Sunday, April 10, 2005

Congress Should Not Mandate a Single DRM, But Rather Compel Access to All Major DRMs

As much as it grates on consumers, it's not likely that the leaders of the music industry are going to supply their product without some sort of protection given the ease of reproducing the product. Even if most of us are not going to download illegally (a big assumption), there will be enough people who will take partake of illegal downloading and thus the copyright owners will demand protection. While this protection will ease the worries of the producers, consumers get stuck with irritating restrictions. In the nascent digital download industry, one of the most irritating problems to emerge is the lack of interoperability between various hardware and software products because of competing digital rights management (DRM) formats.

Congress has taken the preliminary steps in an attempt to resolve this problem. The U.S. House of Representatives Committee on the Judiciary Subcommittee on Courts, the Internet, and Intellectual Property held an oversight hearing this week on "Digital Music Interoperability and Availability" focusing on the question of whether to mandate a specific DRM format for for all digital music players.

Congress' power to do this stems from Article I, Section 8, Clause 3 of the Constitution granting power to regulate interstate commerce and possibly also Clause 5 of the same part granting Congress the power to establish standard measures. So contrary to many of our initial responses that this is something Congress shouldn't be doing, they nonetheless have the power to do so.

Being able to do so, however, is not the same as should. Congress' mandating of a single DRM as the industry standard would have a serious chilling effect on development, just as opponents say. Let's say you're a company who's got a great idea for a new DRM system, one that would offer significantly improved protections for artists but greater flexibility for users. If Congress has already mandated one to rule the market, you're unlikely to develop this idea because to get it used it would have to become the Congressionally approved standard. Or let's say you've come up with a great new music file format that stores more and better data at a lower memory footprint but it wouldn't work with the existing Congressionally-mandated DRM. You'd be unable to provide this innovation to consumers because the Congressionally-mandated DRM would work with it.

Nevertheless, I think Congress has a worthy goal in mind when seeking to make things as easy for consumers, something the industry has thus far failed to do. To this end, I would make an alternative proposal. Instead of mandating a single DRM scheme, Congress should mandate instead that support of popular DRM schemes in software and hardware. They could set some kind of threshold, such as if a given format has 5% or more of all music downloads over a three-month period, then all software and hardware produced thereafter must support that format. In theory, this example would mean that there could be as many as 20 formats to be supported but in practicality right now it would mean that Apple products would need to support WMA and WMA products would need to support Apple's protected AAC. A natural corollary is that DRM format producers would need to cooperatively share their formats with others.

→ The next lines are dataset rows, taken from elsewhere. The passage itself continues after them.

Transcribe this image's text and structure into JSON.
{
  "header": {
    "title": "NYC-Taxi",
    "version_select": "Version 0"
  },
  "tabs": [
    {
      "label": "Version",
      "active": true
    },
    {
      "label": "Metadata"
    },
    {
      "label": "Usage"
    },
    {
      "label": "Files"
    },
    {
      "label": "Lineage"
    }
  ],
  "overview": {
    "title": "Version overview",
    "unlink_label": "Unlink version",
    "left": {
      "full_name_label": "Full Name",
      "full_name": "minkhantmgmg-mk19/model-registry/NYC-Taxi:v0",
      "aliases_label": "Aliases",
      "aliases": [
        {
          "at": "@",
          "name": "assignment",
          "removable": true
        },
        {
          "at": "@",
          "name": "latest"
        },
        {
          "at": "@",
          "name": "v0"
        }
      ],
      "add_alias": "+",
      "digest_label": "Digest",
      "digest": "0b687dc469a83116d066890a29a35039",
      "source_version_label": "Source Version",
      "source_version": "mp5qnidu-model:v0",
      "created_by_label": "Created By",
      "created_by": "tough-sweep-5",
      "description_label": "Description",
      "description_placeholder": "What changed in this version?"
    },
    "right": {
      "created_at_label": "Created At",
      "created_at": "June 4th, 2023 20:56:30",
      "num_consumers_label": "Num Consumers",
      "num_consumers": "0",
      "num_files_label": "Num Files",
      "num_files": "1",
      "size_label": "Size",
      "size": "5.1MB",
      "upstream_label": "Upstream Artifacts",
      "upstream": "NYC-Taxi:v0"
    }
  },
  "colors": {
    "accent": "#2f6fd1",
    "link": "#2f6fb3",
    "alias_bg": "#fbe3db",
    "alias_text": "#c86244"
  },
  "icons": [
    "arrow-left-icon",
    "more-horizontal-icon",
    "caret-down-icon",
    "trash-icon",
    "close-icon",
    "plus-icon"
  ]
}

Doing it this way, any format that begins to take on power would need to be supported by all the other players. So obviously this would mean iTMS formats would be supported on non-iPod players and non-iTunes software. Conversely, iTunes and the iPod would need to be compatible with the DRM protection from the MSN Music, Napster, Real Music Store, Sony Connect, and other competitors. This would give consumers the ultimate in power in choosing format, software in hardware rather than being locked in just because of their preference in one of those areas.